陈煜慵懒地挑了挑眉,垂眸,捏了她一把道:“可是还想要,方才没喂饱你?”
“嗯……”沈静仪咬唇,撇开盈盈如水的眸子,“你明知道,我说的不是那个……”
“哦?哪个?”他轻笑,说着,倒是从被窝里退了出来,“天儿冷,你就别起来了。”方才累着她了,这下该换他伺候她了。

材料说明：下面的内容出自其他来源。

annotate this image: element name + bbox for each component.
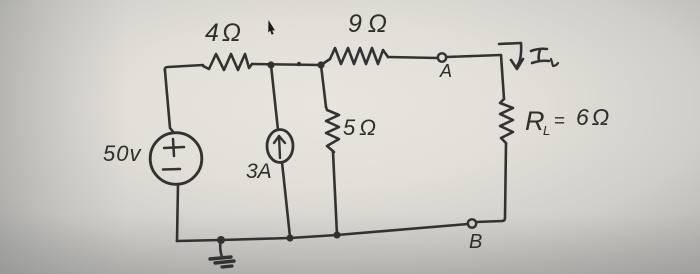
junction dot bottom 5-ohm branch (333, 231, 340, 238)
label IL drawn (531, 49, 549, 63)
mouse cursor (268, 20, 275, 35)
bottom wire (177, 224, 468, 241)
ground bar 1 (210, 257, 231, 259)
svg-text:6Ω: 6Ω (576, 104, 612, 130)
svg-text:50v: 50v (103, 141, 142, 166)
node B terminal circle (468, 219, 476, 227)
current source 3A circle (267, 130, 293, 163)
node junction small dot (297, 62, 301, 66)
resistor 9ohm zigzag (330, 48, 388, 64)
wire source bottom to bottom wire (177, 184, 178, 241)
svg-text:9Ω: 9Ω (348, 10, 393, 38)
node junction dot 1 (267, 61, 274, 68)
wire 9-ohm to node A (388, 57, 438, 58)
left vertical wire top (165, 71, 174, 133)
3A arrow up (274, 136, 285, 158)
minus sign (163, 168, 180, 171)
wire top-right corner down (501, 55, 504, 99)
node A terminal circle (438, 53, 446, 61)
svg-text:A: A (439, 61, 452, 81)
wire node A to top-right corner (446, 55, 501, 57)
current arrow IL (499, 43, 521, 66)
wire from 4-ohm to 5-ohm junction (252, 64, 321, 65)
voltage source 50V circle (150, 133, 202, 185)
wire 5-ohm to bottom (333, 152, 337, 235)
wire junction to 9-ohm resistor (321, 59, 330, 65)
junction dot ground (217, 236, 225, 244)
wire 3A source to bottom (282, 162, 290, 237)
svg-text:R: R (525, 106, 545, 136)
wire top-left corner to 4-ohm resistor (165, 65, 203, 71)
resistor R 4ohm zigzag (203, 54, 252, 70)
node junction dot 2 (317, 61, 324, 68)
plus sign (164, 139, 184, 156)
resistor 5ohm zigzag (326, 107, 339, 152)
svg-text:B: B (469, 231, 482, 253)
wire junction1 down to 3A source (271, 65, 278, 130)
wire junction2 down to 5-ohm (321, 65, 326, 107)
ground stem (220, 240, 222, 257)
svg-text:3A: 3A (246, 160, 272, 183)
ground bar 3 (222, 266, 232, 267)
svg-text:L: L (543, 123, 550, 138)
junction dot bottom 3A branch (286, 234, 293, 241)
wire RL to bottom-right corner (476, 143, 506, 222)
resistor RL zigzag (500, 99, 513, 143)
svg-text:4Ω: 4Ω (205, 19, 244, 47)
ground bar 2 (215, 261, 234, 263)
svg-text:5Ω: 5Ω (343, 115, 380, 140)
svg-text:=: = (554, 111, 565, 132)
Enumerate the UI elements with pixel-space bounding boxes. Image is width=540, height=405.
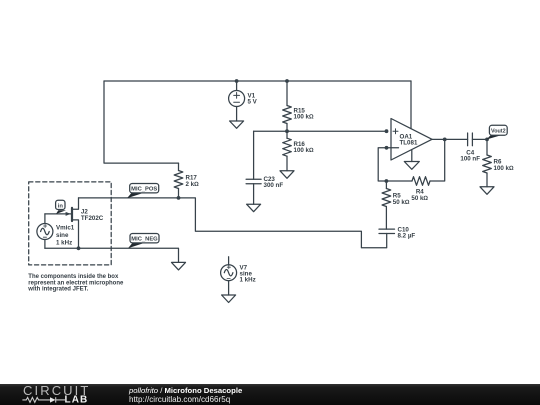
svg-text:1 kHz: 1 kHz — [56, 240, 72, 247]
svg-text:100 nF: 100 nF — [460, 155, 480, 162]
resistor R4 — [386, 177, 430, 186]
flag MIC_POS — [127, 184, 159, 199]
svg-text:Vout2: Vout2 — [491, 128, 506, 134]
label R6 100 k — [494, 159, 514, 172]
node junction R15/R16 — [285, 129, 289, 133]
node output junction — [443, 138, 447, 142]
ground below op-amp — [404, 162, 419, 170]
node op-amp - input — [385, 146, 389, 150]
ground below V7 — [222, 295, 236, 303]
svg-text:represent an electret micropho: represent an electret microphone — [28, 280, 124, 286]
ground below R6 — [480, 187, 494, 195]
node J2 source junction — [77, 246, 81, 250]
wire MIC_NEG net — [45, 248, 179, 262]
dashed box electret mic — [29, 182, 112, 265]
resistor R16 — [283, 131, 292, 171]
svg-text:50 kΩ: 50 kΩ — [393, 199, 410, 206]
flag Vout2 — [487, 125, 508, 139]
svg-text:The components inside the box: The components inside the box — [28, 274, 119, 280]
ground below V1 — [230, 121, 244, 128]
svg-text:Vmic1: Vmic1 — [56, 225, 75, 232]
wire top supply rail — [104, 80, 411, 82]
resistor R5 — [382, 181, 391, 229]
label V7 sine 1 kHz — [240, 265, 256, 284]
svg-text:1 kHz: 1 kHz — [240, 277, 256, 284]
resistor R6 — [483, 139, 492, 186]
voltage source V7 — [221, 257, 237, 295]
wire inverting input loop — [378, 148, 391, 181]
label R5 50 k — [393, 193, 410, 206]
node op-amp + input — [385, 129, 389, 133]
wire MIC_POS net to C10 — [79, 198, 387, 248]
svg-text:100 kΩ: 100 kΩ — [294, 147, 314, 154]
label C10 8.2 uF — [398, 226, 416, 239]
capacitor C10 — [379, 229, 395, 233]
footer bar — [0, 384, 540, 405]
voltage source Vmic1 — [37, 214, 53, 248]
node R5/R4 junction — [385, 179, 389, 183]
ground below R16 — [280, 171, 294, 179]
capacitor C4 — [468, 133, 487, 146]
node R17/MIC_POS junction — [177, 196, 181, 200]
node junction on rail at R15 — [285, 79, 289, 83]
svg-text:5 V: 5 V — [248, 99, 258, 106]
svg-text:300 nF: 300 nF — [264, 182, 284, 189]
label R4 50 k — [411, 189, 428, 202]
CircuitLab logo — [20, 384, 98, 405]
svg-text:100 kΩ: 100 kΩ — [494, 165, 514, 172]
svg-text:2 kΩ: 2 kΩ — [186, 181, 200, 188]
resistor R17 — [174, 163, 183, 198]
label Vmic1 sine 1 kHz — [56, 225, 75, 247]
svg-text:MIC_POS: MIC_POS — [131, 187, 157, 193]
op-amp OA1 — [391, 81, 432, 162]
svg-text:sine: sine — [56, 232, 69, 239]
svg-text:TF202C: TF202C — [81, 215, 104, 222]
ground below C23 — [247, 204, 261, 212]
capacitor C23 — [246, 131, 261, 204]
svg-text:TL081: TL081 — [400, 140, 418, 147]
label J2 TF202C — [81, 209, 104, 222]
node Vout2 junction — [485, 138, 489, 142]
label C23 300 nF — [264, 176, 284, 189]
svg-text:LAB: LAB — [65, 395, 89, 405]
wire left rail down to R17 — [104, 81, 179, 163]
label V1 5 V — [248, 93, 258, 106]
wire op-amp output — [432, 138, 468, 140]
resistor R15 — [283, 81, 292, 131]
node junction on rail at V1 — [235, 79, 239, 83]
label R15 100 k — [294, 108, 314, 121]
note text — [27, 274, 124, 292]
svg-text:in: in — [58, 203, 64, 209]
svg-text:with integrated JFET.: with integrated JFET. — [27, 286, 88, 292]
svg-text:8.2 µF: 8.2 µF — [398, 232, 416, 239]
flag MIC_NEG — [128, 234, 159, 249]
svg-text:MIC_NEG: MIC_NEG — [131, 237, 158, 243]
ground MIC_NEG — [172, 262, 186, 270]
label R16 100 k — [294, 141, 314, 154]
transistor J2 JFET — [45, 198, 79, 248]
flag in — [56, 200, 66, 214]
wire feedback from output down — [430, 139, 445, 181]
label R17 2 k — [186, 175, 200, 188]
svg-text:100 kΩ: 100 kΩ — [294, 114, 314, 121]
label C4 100 nF — [460, 150, 480, 163]
voltage source V1 — [229, 81, 245, 121]
svg-text:50 kΩ: 50 kΩ — [411, 195, 428, 202]
wire mid rail to op-amp + input — [254, 130, 387, 132]
label OA1 TL081 — [400, 133, 418, 146]
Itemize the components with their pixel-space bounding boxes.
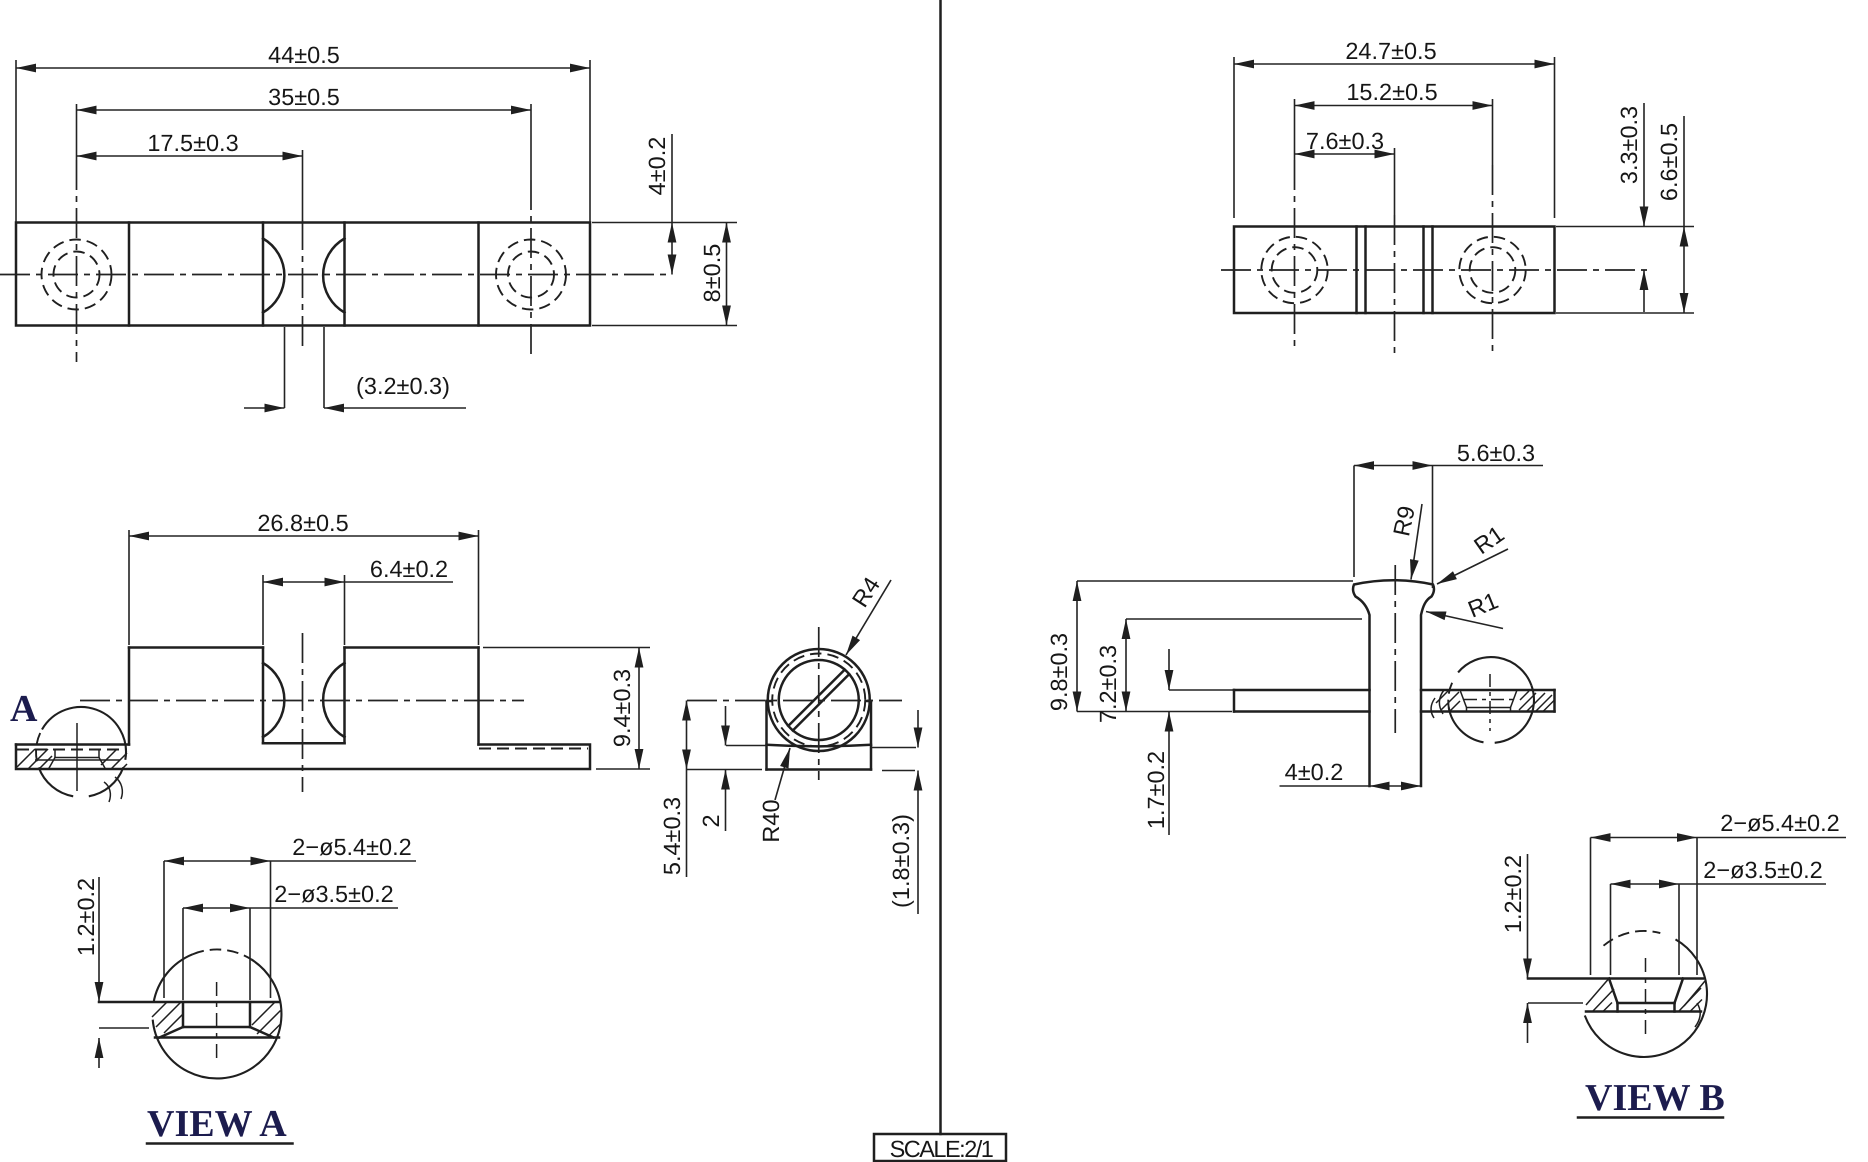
countersink shoulder xyxy=(1618,1002,1675,1005)
segment line xyxy=(128,223,131,326)
svg-text:26.8±0.5: 26.8±0.5 xyxy=(257,510,348,536)
horizontal centerline xyxy=(1221,269,1653,271)
svg-text:5.4±0.3: 5.4±0.3 xyxy=(659,797,685,875)
flange top surface xyxy=(99,1001,279,1004)
dimension (1.8±0.3) xyxy=(882,770,915,772)
hole centerline cross xyxy=(1489,674,1491,731)
detail circle xyxy=(1585,939,1707,1057)
countersink shoulder extension xyxy=(1528,1002,1583,1004)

三两下穿好了衣裳,陈煜出去吩咐了声,不一会儿,珍珠绿拂两人端着药膳进来。
陈煜拿过布巾给沈静仪擦了擦手,这才端起糯米红枣粥来喂她。
沈静仪看了眼珍珠与绿拂,见她们低着头退了出去,这才红着脸吃下他喂的东西。
“你这般,让我往后如何面对她们,都要羞死了。”
“羞什么,夫妻之间床笫之私乃是常事。”
“可,你也太张扬了……”
陈煜好笑,他看着欢爱后,仍旧娇滴滴羞红着脸的沈静仪,腹间又开始灼热起来。见她吃完一碗粥,舔着红唇的模样,他咽了咽口水,努力压下绮念道:“可要再吃些?”
“嗯嗯,正好我还饿着呢!”沈静仪连忙应道,一连吃了两碗,她还觉得不够,眼巴巴地看着盅里的粥。
陈煜见此,奇怪地看了她一眼,“还要?”
按照以往,她的饭量应是不大的,怎么如今长了这样多?
白日里还好,可现在是晚上,怕积食就不好了。
“晚上吃多了不好,喜欢的话,明儿个早上再做。”他放下碗,沈静仪不舍得,“可是我还没饱呢,平日里我吃得比这还多,这点儿不算什么。”
陈煜一顿,抬眼看她,莫不是累着了?他看了眼盅里的粥,最终又盛了一碗,罢了,粥好消食。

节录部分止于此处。